Elles publient des périodiques – Les presses missionnaires, L’école en Afrique et Pirogue – et un cycle primaire complet d’ouvrages de français et d’arithmétique produits après-guerre en collaboration avec les Frères de Saint-Gabriel : les ouvrages de français du Frère Macaire – Au village et à la ville – et ceux d’arithmétique du Frère Paul ont marqué une génération. Si les années 1960 marquent un passage à vide, l’activité éditoriale scolaire de Saint-Paul reprend la décennie suivante, dans un contexte politique plus favorable. C’est sur cette période des années 1960-1970, que la maison d’édition des Frères des Écoles chrétiennes, LIGEL , publie une vingtaine d’ouvrages destinés aux écoles d’Afrique francophone et expérimente un partenariat avec les éditions Saint-Paul au catalogue éditorial plus vaste.
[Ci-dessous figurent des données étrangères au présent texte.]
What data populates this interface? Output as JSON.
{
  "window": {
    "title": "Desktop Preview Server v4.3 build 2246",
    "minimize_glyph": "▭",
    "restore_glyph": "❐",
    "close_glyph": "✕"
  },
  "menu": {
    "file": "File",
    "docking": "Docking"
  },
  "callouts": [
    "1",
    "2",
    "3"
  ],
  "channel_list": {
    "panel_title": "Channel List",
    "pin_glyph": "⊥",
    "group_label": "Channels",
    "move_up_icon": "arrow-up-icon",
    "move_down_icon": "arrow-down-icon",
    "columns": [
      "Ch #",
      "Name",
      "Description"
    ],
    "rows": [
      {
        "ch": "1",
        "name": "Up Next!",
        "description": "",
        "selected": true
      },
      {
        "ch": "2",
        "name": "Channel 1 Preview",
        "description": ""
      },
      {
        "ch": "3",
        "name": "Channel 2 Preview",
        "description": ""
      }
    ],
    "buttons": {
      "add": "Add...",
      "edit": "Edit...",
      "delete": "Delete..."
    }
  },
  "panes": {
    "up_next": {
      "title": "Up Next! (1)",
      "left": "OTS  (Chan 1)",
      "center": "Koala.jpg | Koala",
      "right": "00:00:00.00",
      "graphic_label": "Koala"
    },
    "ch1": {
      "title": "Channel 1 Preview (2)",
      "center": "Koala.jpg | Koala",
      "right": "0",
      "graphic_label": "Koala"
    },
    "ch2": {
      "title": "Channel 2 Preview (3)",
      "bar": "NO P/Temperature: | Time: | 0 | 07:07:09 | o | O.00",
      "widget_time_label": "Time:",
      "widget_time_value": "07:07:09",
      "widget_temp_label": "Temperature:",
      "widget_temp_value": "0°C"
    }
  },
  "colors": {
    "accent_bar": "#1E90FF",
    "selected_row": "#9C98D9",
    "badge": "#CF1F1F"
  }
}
Les Frères des Écoles chrétiennes français sont présents sur le territoire nord-africain depuis les années 1850, où ils constituent le district d’Alger. Mais ce n’est qu’en 1948, en provenance de ce district, qu’ils s’établissent en Afrique subsaharienne, d’abord en Haute-Volta, puis progressivement au Mali (1957) et au Niger en 1966. Outre que l’après-guerre est marqué par ce regain d’élan missionnaire, elle est une période de mutation pour les éditions LIGEL que son directeur, Frère Bruno Prat (1894-1980), va accompagner de 1947 jusqu’en 1974. De fait, les turpitudes des deux guerres successives ont fait perdre à LIGEL les liens commerciaux qui s’étaient établis entre la France et les Frères français qui avaient trouvé refuge au Proche-Orient et en Amérique du Sud après les lois de 1904 pour y fonder des écoles. Ces districts lointains ont pris peu à peu leur autonomie éditoriale.
En France, LIGEL doit s’adapter au nouveau contexte scolaire lié aux contrats avec l’État qui impose son rythme soutenu de réforme des programmes. LIGEL connaît de beaux succès avec ses « Livres du Maître » réputés, ses Atlas-géographie des cours complémentaires, ses grammaires anglaises, ses ouvrages de sténo et dactylographie, ses livres d’algèbre et de géométrie de 5e/4e/3e, sa série « Notre livre de Français », etc. Tous rédigés par « une réunion de professeurs », travail d’équipe souvent estival - particulièrement formateur pour les Frères rédacteurs, sur les plans humains et professionnels. LIGEL est alors aussi connu que les grandes maisons telles que Seuil, Grasset, Téqui ou Bordas.
Encouragé par le Frère Visiteur du district d’Alger, Marcel Simonneaux (1899-1978), le Frère Prat se lance dans un étonnant périple africain de décembre 1958 à avril 1959, en vue de prospecter le marché scolaire et d’y faire connaitre LIGEL. Une belle aventure humaine qui donne lieu à un savoureux récit dactylographié. C’est à cette occasion qu’il se lie avec le Frère Marcel Guilhem (1914-1994) en poste à Toussiana en Haute-Volta.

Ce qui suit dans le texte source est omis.